= Community Rehabilitation Company =

Community Rehabilitation Company (CRC) was the term given to a private-sector supplier of Probation and Prison-based rehabilitative services for offenders in England and Wales to replace the existing Probation Service. A number of CRCs were established in 2015 as part of the Ministry of Justice's (MoJ) Transforming Rehabilitation (TR) strategy for the reform of offender rehabilitation.

The reform was not a success. In a review of 11 areas of government outsourcing by the Institute for Government, probation was the sole area which achieved a "red" status indicating "consistent evidence of cost increases or lower performance or quality". In June 2020 the government announced it would terminate all CRC contracts by June 2021 and services would be transferred to the reformed Probation Service run by the government.
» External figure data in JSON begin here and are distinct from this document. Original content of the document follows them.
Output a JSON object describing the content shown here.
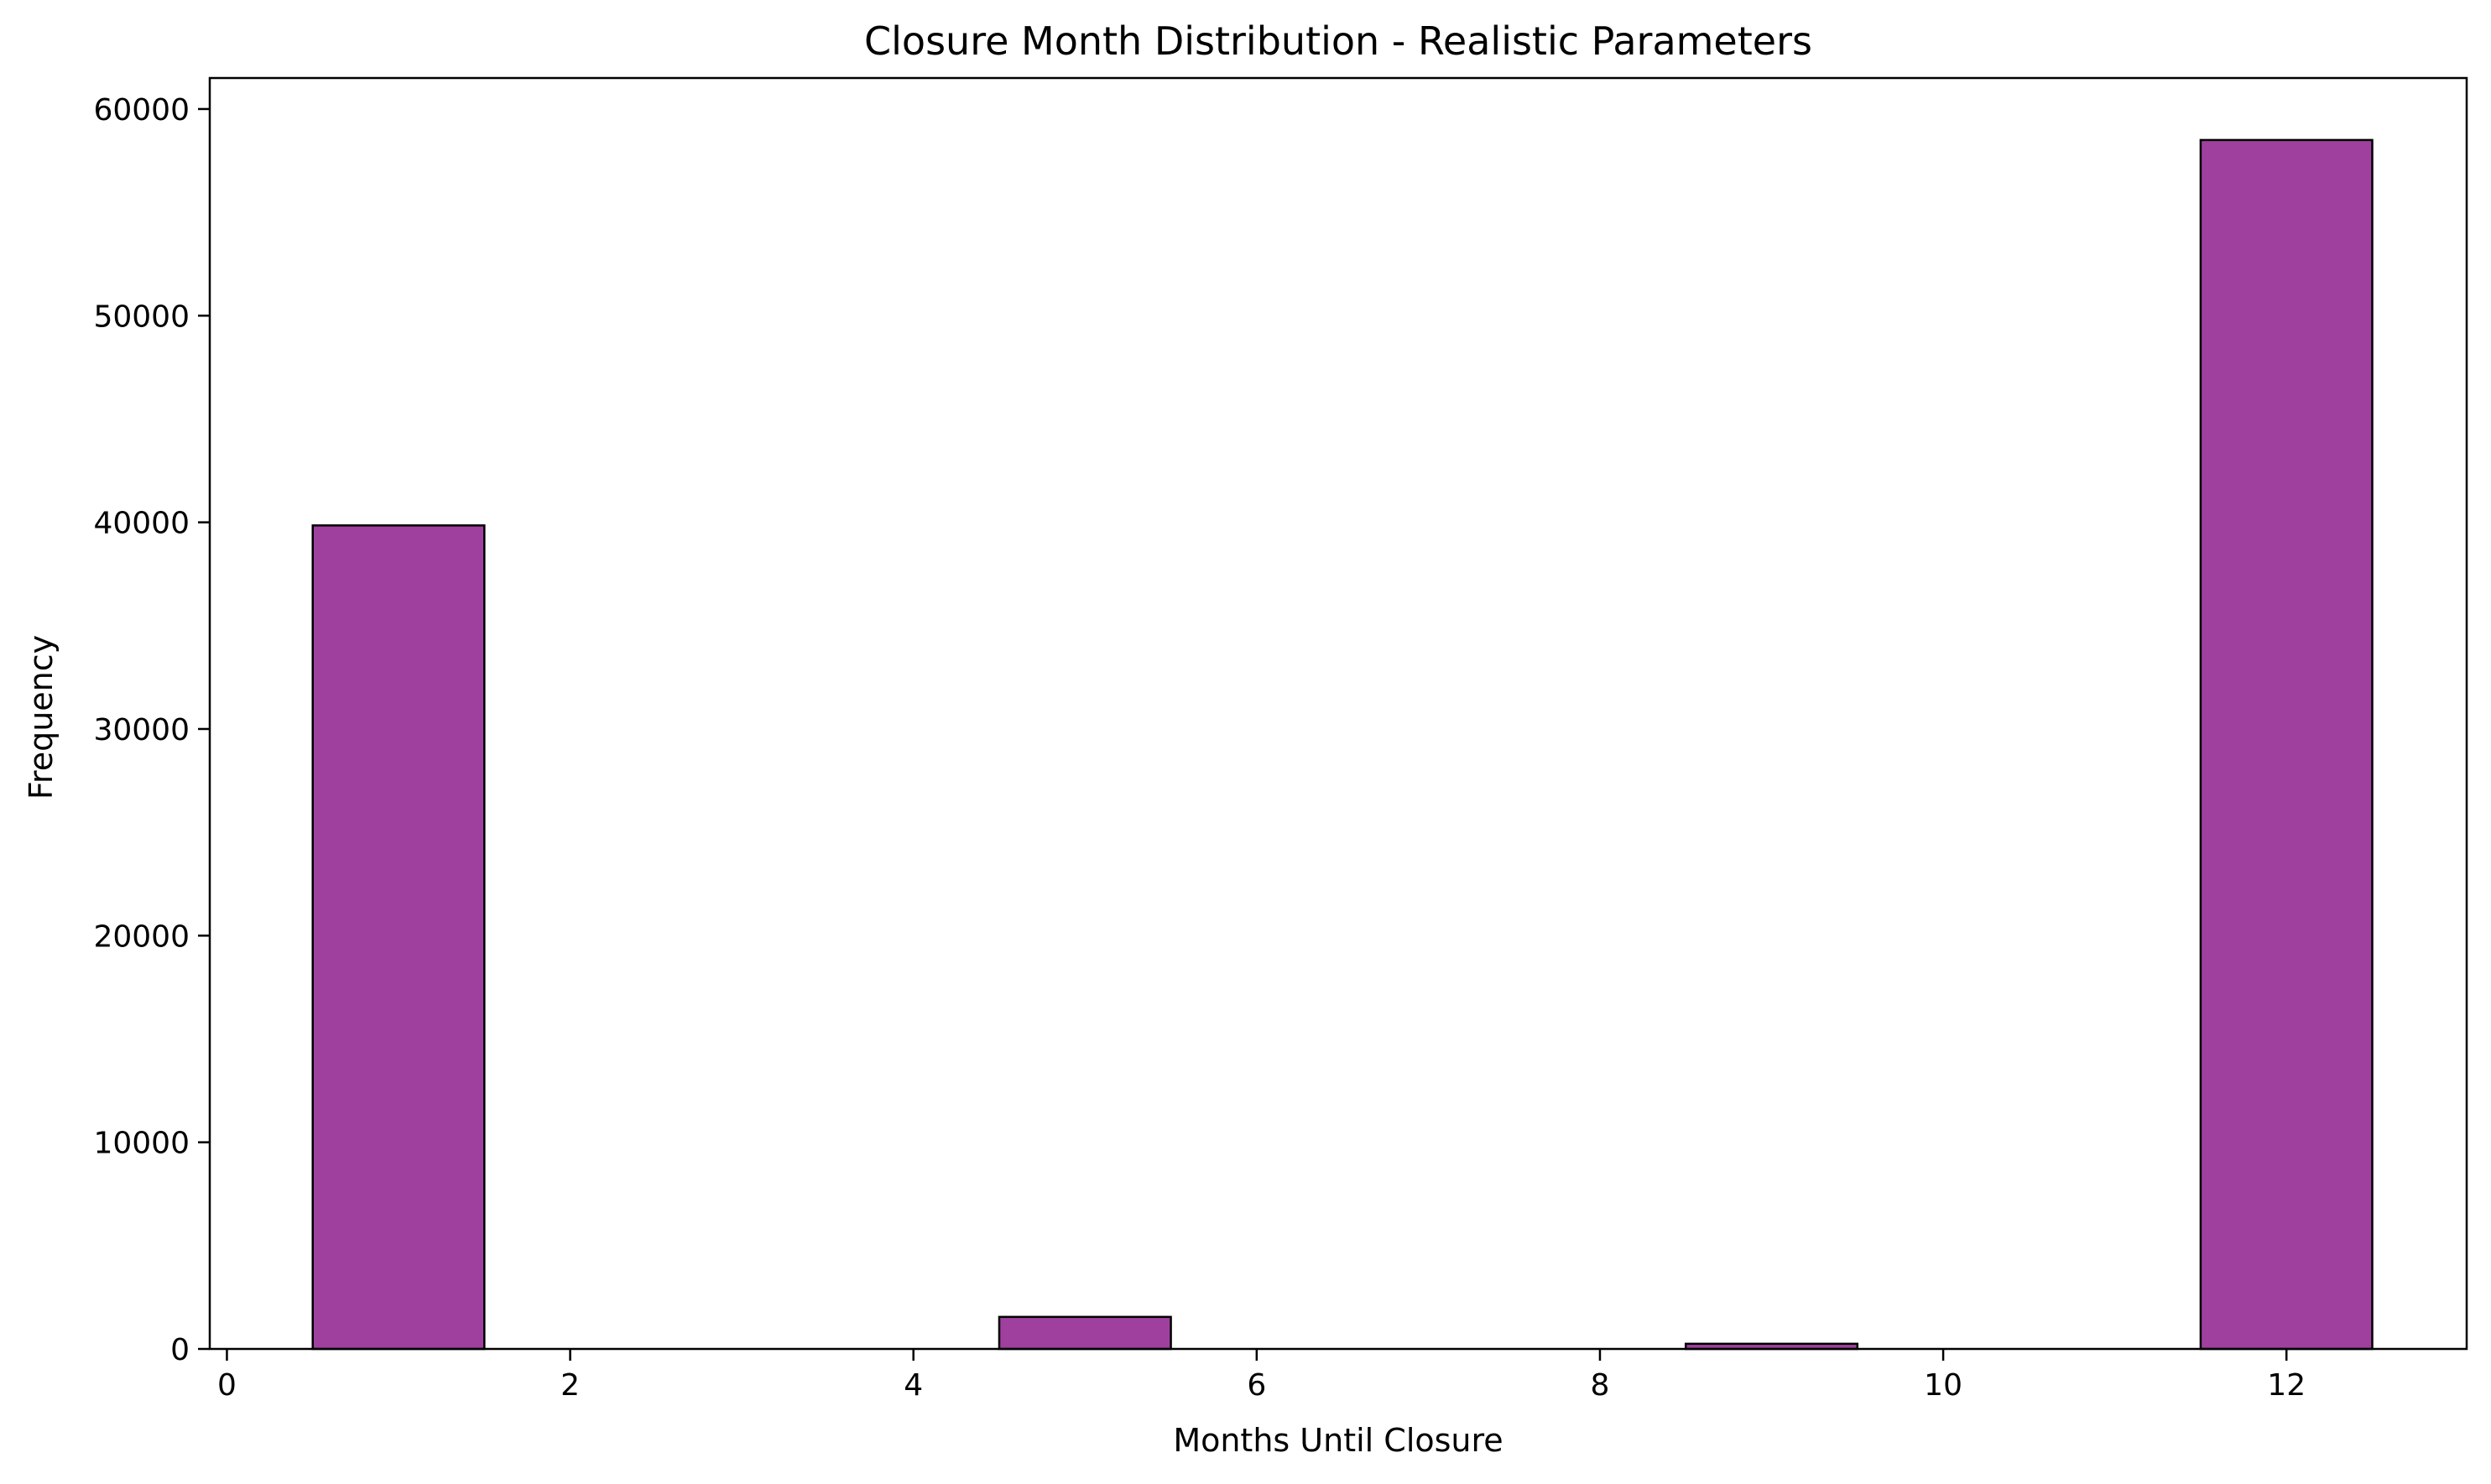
{
  "chart_data": {
    "type": "bar",
    "title": "Closure Month Distribution - Realistic Parameters",
    "xlabel": "Months Until Closure",
    "ylabel": "Frequency",
    "xlim": [
      -0.1,
      13.05
    ],
    "ylim": [
      0,
      61500
    ],
    "xticks": [
      0,
      2,
      4,
      6,
      8,
      10,
      12
    ],
    "yticks": [
      0,
      10000,
      20000,
      30000,
      40000,
      50000,
      60000
    ],
    "bar_width": 1,
    "x": [
      1,
      2,
      3,
      4,
      5,
      6,
      7,
      8,
      9,
      10,
      11,
      12
    ],
    "values": [
      39850,
      0,
      0,
      0,
      1550,
      0,
      0,
      0,
      250,
      0,
      0,
      58500
    ],
    "grid": false,
    "colors": {
      "bar_fill": "#a0409e",
      "bar_edge": "#000000",
      "axes": "#000000"
    }
  }
}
==Transforming Rehabilitation==

A 2013 White Paper, "Transforming Rehabilitation: A Strategy for Reform" set out the government's intention to outsource the supervision and rehabilitation of low and medium risk of serious harm offenders to Community Rehabilitation Companies to be established by the private and charitable sector. The intention was that their work would replace that done by existing Probation Trusts in England and Wales; and that in addition CRCs would have responsibility for the supervision of the rehabilitation of offenders serving short-term prison sentences. A separate public-sector National Probation Service was to be established to manage the supervision and rehabilitation of medium and high risk of serious harm offenders. Legislation was passed in the form of the Offender Rehabilitation Act 2014 to enable changes to the statutory basis for offender supervision to support the proposed reforms.

==CRCs==
Over the course of 2013 and 2014 MoJ established 21 geographical Contract Package Areas to cover England and Wales, and devised a contractual framework and bidding process by which contracts for each area might be let to a CRC.

In June 2014, staff of existing Probation Trusts were allocated either the new National Probation Service, or else to the notional CRC that was to assume control of offenders in the Trust area, with the intention that staff allocated to CRCs would be transferred (TUPed) across to actual CRCs upon their formation. The bidding process came to an end and CRC contracts were let in December 2014, with the new regime coming into full effect in February 2015.